The Shecklers rented residential property from Ronald McIntosh in Pekin. The lease agreement provided that McIntosh would provide fire insurance on the premises and the Shecklers would be responsible for any insurance on their own personal property.

McIntosh procured first-party property coverage from Auto-Owners, under a policy that also provided him third-party liability coverage. The policy listed only McIntosh and his wife as named insureds.

As the result of a gas leak in the stove and range in the Shecklers’ unit, a service technician came to inspect. When the technician temporarily left, one of the Shecklers turned on the stove, causing a fire that resulted in substantial property damage.

Auto-Owners paid to restore the property and then brought a subrogation action against the technician. The technician then filed a third-party contribution action against the Shecklers, who tendered to Auto-Owners. The insurer declined to defend.

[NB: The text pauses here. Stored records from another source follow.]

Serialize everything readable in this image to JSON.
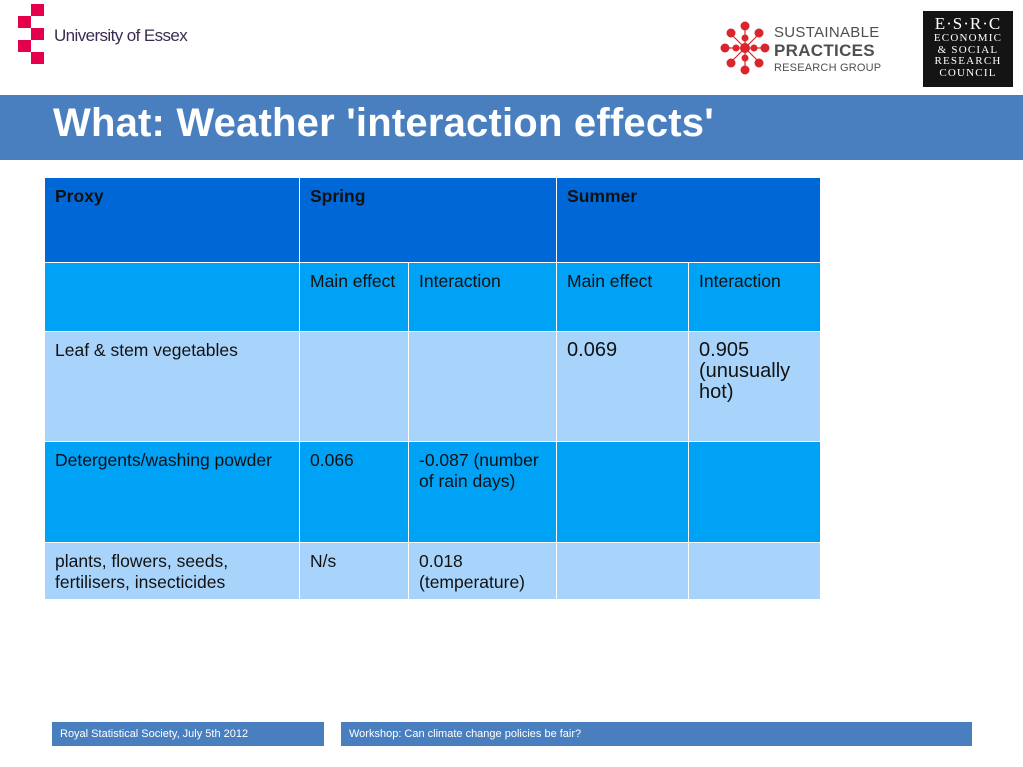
{
  "header": {
    "university_logo_text": "University of Essex",
    "sprg_logo": {
      "line1": "SUSTAINABLE",
      "line2": "PRACTICES",
      "line3": "RESEARCH GROUP",
      "dot_color": "#d9262c"
    },
    "esrc_logo": {
      "line1": "E·S·R·C",
      "line2": "ECONOMIC",
      "line3": "& SOCIAL",
      "line4": "RESEARCH",
      "line5": "COUNCIL"
    }
  },
  "slide": {
    "title": "What: Weather 'interaction effects'"
  },
  "table": {
    "headers": {
      "proxy": "Proxy",
      "spring": "Spring",
      "summer": "Summer"
    },
    "subheaders": {
      "spring_main": "Main effect",
      "spring_interaction": "Interaction",
      "summer_main": "Main effect",
      "summer_interaction": "Interaction"
    },
    "rows": [
      {
        "proxy": "Leaf & stem vegetables",
        "spring_main": "",
        "spring_interaction": "",
        "summer_main": "0.069",
        "summer_interaction": "0.905 (unusually hot)"
      },
      {
        "proxy": "Detergents/washing powder",
        "spring_main": "0.066",
        "spring_interaction": "-0.087 (number of rain days)",
        "summer_main": "",
        "summer_interaction": ""
      },
      {
        "proxy": "plants, flowers, seeds, fertilisers, insecticides",
        "spring_main": "N/s",
        "spring_interaction": "0.018 (temperature)",
        "summer_main": "",
        "summer_interaction": ""
      }
    ]
  },
  "footer": {
    "left": "Royal Statistical Society, July 5th 2012",
    "right": "Workshop: Can climate change policies be fair?"
  },
  "colors": {
    "title_bar": "#4a7fbf",
    "header_row": "#0067d6",
    "mid_blue": "#00a2f5",
    "light_blue": "#a8d4fb",
    "essex_red": "#e4004b"
  }
}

The Shecklers subsequently filed a declaratory action against Auto-Owners seeking a determination that it had a duty to defend and indemnify them in the contribution action. The service technician, who was named a defendant in the declaratory action, filed a counterclaim against Auto-Owners likewise seeking coverage on behalf of the Shecklers.

After analyzing Dix Mutual Insurance Co. v. LaFramboise, 149 Ill. 2d 314 (1992), the circuit court found in favor of Auto-Owners. In that case, the Supreme Court found that a tenant was a co-insured under the landlord’s property insurance policy even though not identified as such. As a co-insured, moreover, Dix held that the insurer paying the property loss could not subrogate against the tenant, because an insurer cannot subrogate against its own insured.

Hence, because the Shecklers were not being sued for subrogation, the circuit court found Dix inapplicable and held in favor of Auto-Owners.

On appeal to the 3rd District, the appellate court reversed. It said that, according to Dix, the Shecklers were co-insureds under McIntosh’s policy. The appellate court then held that an equitable extension of Dix required Auto-Owners to defend and indemnify the Shecklers in the contribution action by the technician. Auto Owners sought and was granted leave to appeal to the Supreme Court.


In an opinion by Justice Lisa Holder White, the Supreme Court reversed. She wrote that Dix found the tenant in that case to be a co-insured in part by construing the parties’ intention under the lease as exculpating the tenant for fire damage and requiring the landlord to look solely to the insurance policy for compensation for fire damage.

Because the tenant was a co-insured, moreover, White agreed that Dix applied the well-settled principle that an insurer has no subrogation right against its own insured. The insurer in that case therefore could not recover against the tenant on a subrogation theory.

In the instant case, by contrast, while Auto-Owners had sued the technician on a subrogation theory, the technician’s third-party action against the Shecklers was based on contribution, not subrogation. White therefore found Dix to be irrelevant.

In addition, White observed that the Auto-Owners policy did not identify the Sheklers as insureds and the liability portion of the policy covered only claims brought against an insured. Under the policy terms, moreover, even for an insured, an exclusion barred coverage for damage to property occupied or used by the insured.

The Supreme Court therefore concluded that Auto-Owners had no duty to defend or indemnify the Shecklers, and it reversed the appellate court and affirmed the decision of the circuit court.

Key Point

An insurer’s duty to defend or indemnify does not extend to the tenants of insured property against a third-party negligence contribution claim when the tenants are not identified as insureds under the policy.